The Lemoore Police Department is moving forward with plans to build a consolidated dispatch center as Hanford’s police and fire departments are withdrawing from the project.
Lemoore has been working on plans for the dispatch center that would be located in a new building next to Lemoore’s police station on Fox Street. The city secured $939,000 of state funding for the project last year.
During a study session Tuesday, the Hanford City Council unanimously decided to keep dispatch services for the city’s police and fire departments in the city.
Lemoore police Chief Darrell Smith said Hanford’s decision will not affect plans to move forward with the project. He said the Kings County Sheriff’s Office, Kings County Fire Department and the Avenal Police Department all favor consolidation.
The Avenal Police Department currently contracts with the county for dispatch services.
Smith said Corcoran officials made it clear early on that consolidation would not work for them due to special tasks assigned to dispatchers and the fact that the city maintains its own jail.
Kings County Sheriff Dave Robinson said the county operated a consolidated dispatch with Lemoore and Avenal for many years prior to Lemoore’s 2009 decision to contract with Hanford.
“It was a great partnership and it worked really well,” Robinson said. “We’re really looking forward to going back to that.”
Robinson said the county is outgrowing its dispatch center, which was built in 1978. The facility currently employs 15 dispatchers and two managers. Robinson said the county lacks funding to build a new dispatch center, making Lemoore’s proposal an ideal solution.
Robinson said the consolidated dispatch center would save the county about $200,000 per year. He said that he is still working out a number of details, including a plan to minimize the impact to existing employees.
Hanford police Chief Parker Sever said Hanford has maintained its own dispatch center for at least 50 years. The facility currently costs the city about $896,000 per year to operate.
Lemoore has contracted with Hanford for dispatch services since 2009, paying about $420,000 per year.
Sever said keeping the current dispatch center would pose additional costs after Lemoore leaves. Hanford will lose the four dispatchers currently paid for by the city of Lemoore. Sever recommended that the council keep two of the four dispatchers paid for by Lemoore now to keep pace with increasing calls for service.

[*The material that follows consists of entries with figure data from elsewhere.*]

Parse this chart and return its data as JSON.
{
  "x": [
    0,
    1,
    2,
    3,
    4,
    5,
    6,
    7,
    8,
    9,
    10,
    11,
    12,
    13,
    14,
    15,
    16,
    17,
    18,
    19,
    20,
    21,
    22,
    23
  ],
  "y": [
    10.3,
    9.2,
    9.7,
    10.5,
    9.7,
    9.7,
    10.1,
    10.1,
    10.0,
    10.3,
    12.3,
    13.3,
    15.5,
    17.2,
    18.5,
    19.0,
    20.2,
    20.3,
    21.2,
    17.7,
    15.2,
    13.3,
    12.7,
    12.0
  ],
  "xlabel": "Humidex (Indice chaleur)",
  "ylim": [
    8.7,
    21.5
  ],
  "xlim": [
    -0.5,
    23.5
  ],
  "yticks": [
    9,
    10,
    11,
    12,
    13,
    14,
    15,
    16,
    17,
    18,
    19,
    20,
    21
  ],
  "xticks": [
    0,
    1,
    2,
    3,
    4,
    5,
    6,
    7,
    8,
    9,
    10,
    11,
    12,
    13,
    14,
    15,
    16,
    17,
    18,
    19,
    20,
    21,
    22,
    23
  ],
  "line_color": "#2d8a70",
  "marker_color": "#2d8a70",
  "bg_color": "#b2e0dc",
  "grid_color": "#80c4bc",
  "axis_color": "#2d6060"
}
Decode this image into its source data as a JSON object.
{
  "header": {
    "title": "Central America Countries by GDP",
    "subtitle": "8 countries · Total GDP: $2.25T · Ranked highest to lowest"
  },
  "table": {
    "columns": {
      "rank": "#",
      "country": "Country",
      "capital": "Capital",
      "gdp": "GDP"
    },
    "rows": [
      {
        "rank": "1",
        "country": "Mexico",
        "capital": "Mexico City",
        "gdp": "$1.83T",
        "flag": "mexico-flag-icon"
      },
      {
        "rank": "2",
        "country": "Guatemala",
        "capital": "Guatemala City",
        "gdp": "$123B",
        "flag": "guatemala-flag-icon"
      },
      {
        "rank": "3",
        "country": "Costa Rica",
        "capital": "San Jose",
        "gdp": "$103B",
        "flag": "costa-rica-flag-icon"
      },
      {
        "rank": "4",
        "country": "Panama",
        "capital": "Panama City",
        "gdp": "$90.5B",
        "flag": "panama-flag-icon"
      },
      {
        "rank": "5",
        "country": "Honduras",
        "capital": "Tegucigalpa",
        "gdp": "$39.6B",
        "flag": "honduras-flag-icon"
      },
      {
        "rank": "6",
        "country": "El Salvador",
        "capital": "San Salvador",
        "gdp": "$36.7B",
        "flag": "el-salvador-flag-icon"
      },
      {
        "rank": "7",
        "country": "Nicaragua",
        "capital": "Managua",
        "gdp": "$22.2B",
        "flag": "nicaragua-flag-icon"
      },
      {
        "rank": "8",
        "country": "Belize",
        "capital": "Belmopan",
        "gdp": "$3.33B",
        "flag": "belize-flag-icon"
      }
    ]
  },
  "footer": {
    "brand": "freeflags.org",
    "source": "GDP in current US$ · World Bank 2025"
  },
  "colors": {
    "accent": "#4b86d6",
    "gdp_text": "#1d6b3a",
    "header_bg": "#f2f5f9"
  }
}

Keeping the dispatch center in Hanford and only laying off two dispatchers - the plan that the council ultimately favored - would cost $1.1 million per year. Sever said the costs of that plan are fairly certain.
Sever told the council Tuesday that a consolidated dispatch center would offer benefits like eliminating duplicate resources, more consistent service when dealing with each agency, faster communication between agencies and potential long-term savings as the city’s dispatch needs grow.
The drawbacks included the loss of 24/7 staffing at the Hanford police station, the need to switch to a new computerized records system and a loss of face time and rapport with dispatchers.
Sever said the consolidated dispatch center would be controlled by a joint powers authority, with each agency having an equal vote. He said Hanford would be responsible for 37 percent of the costs of the facility, but would only have a single vote among the multi-agency board.
“Sometimes we want to do business a little bit differently,” Sever said. “If the other cities decide that's not how they want to do it, they can vote that way and I will be stuck.”
Sever said moving forward with the consolidation as proposed would have cost the city about $1.3 million per year. That includes the cost of dispatch services, plus the need to hire two additional employees to staff the police station overnight.
A third option which would have allowed the Hanford Fire Department to join the consolidated dispatch center for $80,000 per year, while the Hanford center would continue to dispatch police calls.
Hanford fire Chief Chris Ekk said the switch would not pose any major impacts for his department. The biggest benefit would be faster communication between city and county fire departments, Ekk said.
The Kings County Board of Supervisors and the Lemoore and Avenal city councils have not yet formally signed onto the proposed project.
Smith said he will present details about the project, along with an artist’s rendition of the proposed facility, to the Lemoore City Council on May 17. Robinson said the board of supervisors will likely hold a study session around the same time to discuss the plan.
Currently, when one agency requests help from another with a separate dispatch center, the call has to be relayed through two dispatch centers. That can result in a brief delay.